何人かの兵士によれば、部隊は大規模な工業団地など、数え切れないほどの建物を破壊したという。ソーダ工場が破壊され、ガラスの破片やソーラーパネルが地面に散乱した。

兵士たちは、緩衝地帯は「殺害」地帯だったと主張した。

兵士によると、緩衝地帯には境界線はなく、中に入ったパレスチナ人は銃撃されたという。

戦車部隊の兵士は、装甲ブルドーザーが土地を平らにして「キルゾーン」を作り、戦車から500メートル以内に近づいた者は、女性や子供も含めて射殺されると言った。
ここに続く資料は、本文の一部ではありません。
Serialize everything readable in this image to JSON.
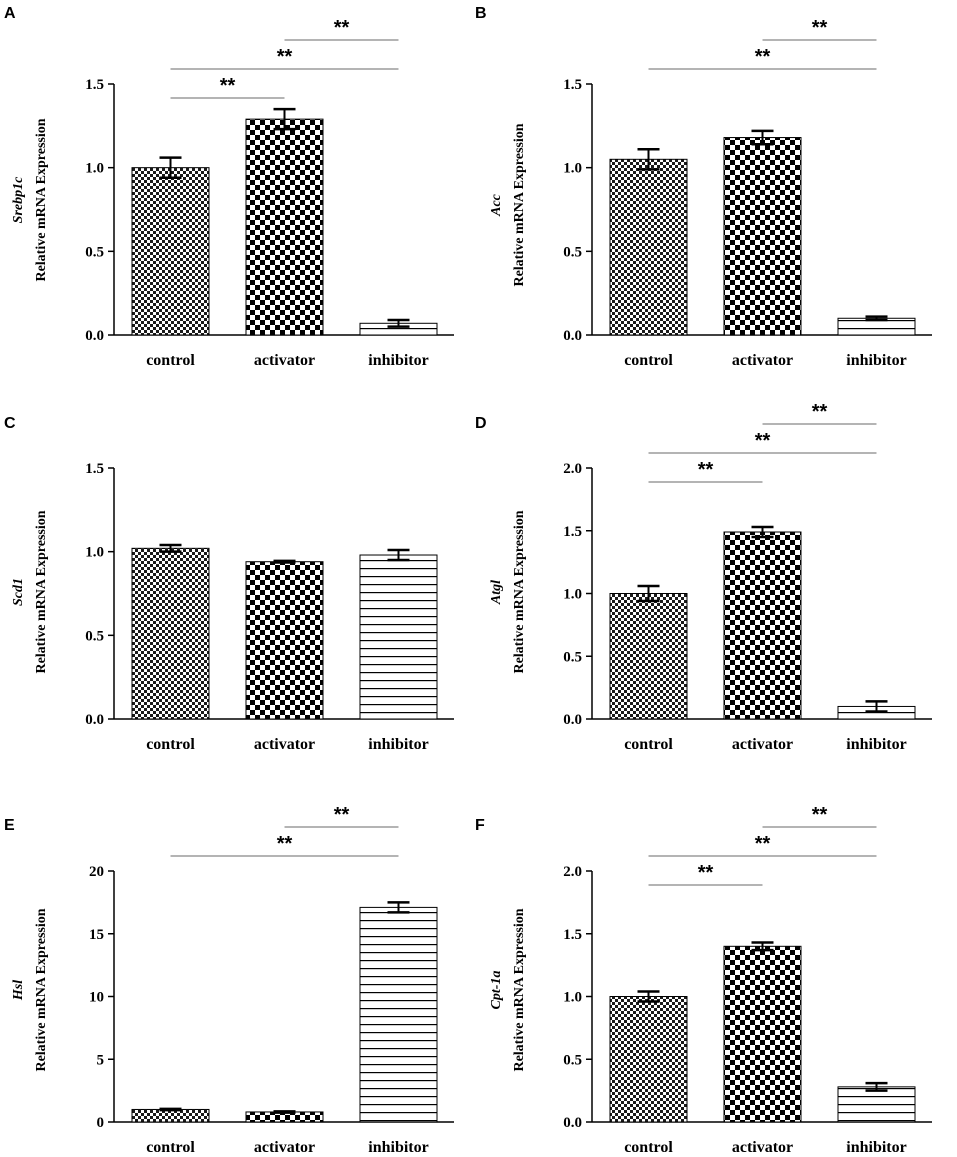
{
  "figure": {
    "panels": [
      "A",
      "B",
      "C",
      "D",
      "E",
      "F"
    ]
  },
  "colors": {
    "axis": "#000000",
    "bar_fill_control": "#3a3a3a",
    "bar_fill_activator": "#000000",
    "bar_fill_inhibitor": "#ffffff",
    "bracket_line": "#888888"
  },
  "chart_data": [
    {
      "panel": "A",
      "type": "bar",
      "title": "",
      "ylabel_gene": "Srebp1c",
      "ylabel": "Relative mRNA Expression",
      "categories": [
        "control",
        "activator",
        "inhibitor"
      ],
      "values": [
        1.0,
        1.29,
        0.07
      ],
      "errors": [
        0.06,
        0.06,
        0.02
      ],
      "patterns": [
        "fine-check",
        "coarse-check",
        "hlines"
      ],
      "ylim": [
        0,
        1.5
      ],
      "yticks": [
        0.0,
        0.5,
        1.0,
        1.5
      ],
      "tick_labels": [
        "0.0",
        "0.5",
        "1.0",
        "1.5"
      ],
      "significance": [
        {
          "from": 0,
          "to": 1,
          "label": "**"
        },
        {
          "from": 0,
          "to": 2,
          "label": "**"
        },
        {
          "from": 1,
          "to": 2,
          "label": "**"
        }
      ]
    },
    {
      "panel": "B",
      "type": "bar",
      "title": "",
      "ylabel_gene": "Acc",
      "ylabel": "Relative mRNA Expression",
      "categories": [
        "control",
        "activator",
        "inhibitor"
      ],
      "values": [
        1.05,
        1.18,
        0.1
      ],
      "errors": [
        0.06,
        0.04,
        0.01
      ],
      "patterns": [
        "fine-check",
        "coarse-check",
        "hlines"
      ],
      "ylim": [
        0,
        1.5
      ],
      "yticks": [
        0.0,
        0.5,
        1.0,
        1.5
      ],
      "tick_labels": [
        "0.0",
        "0.5",
        "1.0",
        "1.5"
      ],
      "significance": [
        {
          "from": 0,
          "to": 2,
          "label": "**"
        },
        {
          "from": 1,
          "to": 2,
          "label": "**"
        }
      ]
    },
    {
      "panel": "C",
      "type": "bar",
      "title": "",
      "ylabel_gene": "Scd1",
      "ylabel": "Relative mRNA Expression",
      "categories": [
        "control",
        "activator",
        "inhibitor"
      ],
      "values": [
        1.02,
        0.94,
        0.98
      ],
      "errors": [
        0.02,
        0.005,
        0.03
      ],
      "patterns": [
        "fine-check",
        "coarse-check",
        "hlines"
      ],
      "ylim": [
        0,
        1.5
      ],
      "yticks": [
        0.0,
        0.5,
        1.0,
        1.5
      ],
      "tick_labels": [
        "0.0",
        "0.5",
        "1.0",
        "1.5"
      ],
      "significance": []
    },
    {
      "panel": "D",
      "type": "bar",
      "title": "",
      "ylabel_gene": "Atgl",
      "ylabel": "Relative mRNA Expression",
      "categories": [
        "control",
        "activator",
        "inhibitor"
      ],
      "values": [
        1.0,
        1.49,
        0.1
      ],
      "errors": [
        0.06,
        0.04,
        0.04
      ],
      "patterns": [
        "fine-check",
        "coarse-check",
        "hlines"
      ],
      "ylim": [
        0,
        2.0
      ],
      "yticks": [
        0.0,
        0.5,
        1.0,
        1.5,
        2.0
      ],
      "tick_labels": [
        "0.0",
        "0.5",
        "1.0",
        "1.5",
        "2.0"
      ],
      "significance": [
        {
          "from": 0,
          "to": 1,
          "label": "**"
        },
        {
          "from": 0,
          "to": 2,
          "label": "**"
        },
        {
          "from": 1,
          "to": 2,
          "label": "**"
        }
      ]
    },
    {
      "panel": "E",
      "type": "bar",
      "title": "",
      "ylabel_gene": "Hsl",
      "ylabel": "Relative mRNA Expression",
      "categories": [
        "control",
        "activator",
        "inhibitor"
      ],
      "values": [
        1.0,
        0.8,
        17.1
      ],
      "errors": [
        0.05,
        0.05,
        0.4
      ],
      "patterns": [
        "fine-check",
        "coarse-check",
        "hlines"
      ],
      "ylim": [
        0,
        20
      ],
      "yticks": [
        0,
        5,
        10,
        15,
        20
      ],
      "tick_labels": [
        "0",
        "5",
        "10",
        "15",
        "20"
      ],
      "significance": [
        {
          "from": 0,
          "to": 2,
          "label": "**"
        },
        {
          "from": 1,
          "to": 2,
          "label": "**"
        }
      ]
    },
    {
      "panel": "F",
      "type": "bar",
      "title": "",
      "ylabel_gene": "Cpt-1a",
      "ylabel": "Relative mRNA Expression",
      "categories": [
        "control",
        "activator",
        "inhibitor"
      ],
      "values": [
        1.0,
        1.4,
        0.28
      ],
      "errors": [
        0.04,
        0.03,
        0.03
      ],
      "patterns": [
        "fine-check",
        "coarse-check",
        "hlines"
      ],
      "ylim": [
        0,
        2.0
      ],
      "yticks": [
        0.0,
        0.5,
        1.0,
        1.5,
        2.0
      ],
      "tick_labels": [
        "0.0",
        "0.5",
        "1.0",
        "1.5",
        "2.0"
      ],
      "significance": [
        {
          "from": 0,
          "to": 1,
          "label": "**"
        },
        {
          "from": 0,
          "to": 2,
          "label": "**"
        },
        {
          "from": 1,
          "to": 2,
          "label": "**"
        }
      ]
    }
  ]
}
戦車部隊の兵士たちの多くは、10月7日の攻撃に対する復讐心から行動したという。

「彼らが私たちを殺したから、今度は私たちが彼らを殺すんだ。私たちは彼らを殺すだけではない。彼らの妻、子供、猫、犬を殺し、家も破壊した」

軍は、攻撃は情報に基づいており、「非戦闘員への被害はできる限り避ける 」と述べた。

長期保有?

イスラエルが緩衝地帯やガザ内の他の領土をいつまで保持するつもりなのかは不明だ。

ネタニヤフ首相は、ガザ南部を横断する新たな通路を発表した際、イスラエルはハマスに圧力をかけ、残りの人質59人(うち35人は死亡したと見られている)を解放させるのが狙いだと述べた。また、ハマスが壊滅し、その指導者がガザを去ったときにのみ戦争は終結し、その時点でイスラエルがガザの治安を掌握することになると述べた。

その後、イスラエルはドナルド・トランプ米大統領の呼びかけに応じ、パレスチナ人をガザから移住させる。

イスラエルのアナリストの中には、緩衝地帯の目的はガザを占領することではなく、ハマスが解体されるまでガザを確保することだと言う者もいる。イスラエルのシンクタンク、国家安全保障研究所(Institute for National Security Studies)とミスガブ研究所(Misgav Institute)の上級研究員であるコビ・マイケル氏は、「これは、敵対する国家と国境を接する場合、まともな国であれば国境に関して行うことだ」と述べた。

しかし、権利保護団体は、人々を強制的に避難させることは、戦争犯罪や人道に対する犯罪の可能性があると述べている。ヒューマン・ライツ・ウォッチのナディア・ハードマン研究員は、ガザの緩衝地帯内では特に、「民族浄化」に相当すると指摘する。

イスラエルはこの非難に根拠がないとし、民間人を守るために戦闘地域から避難させていると述べた。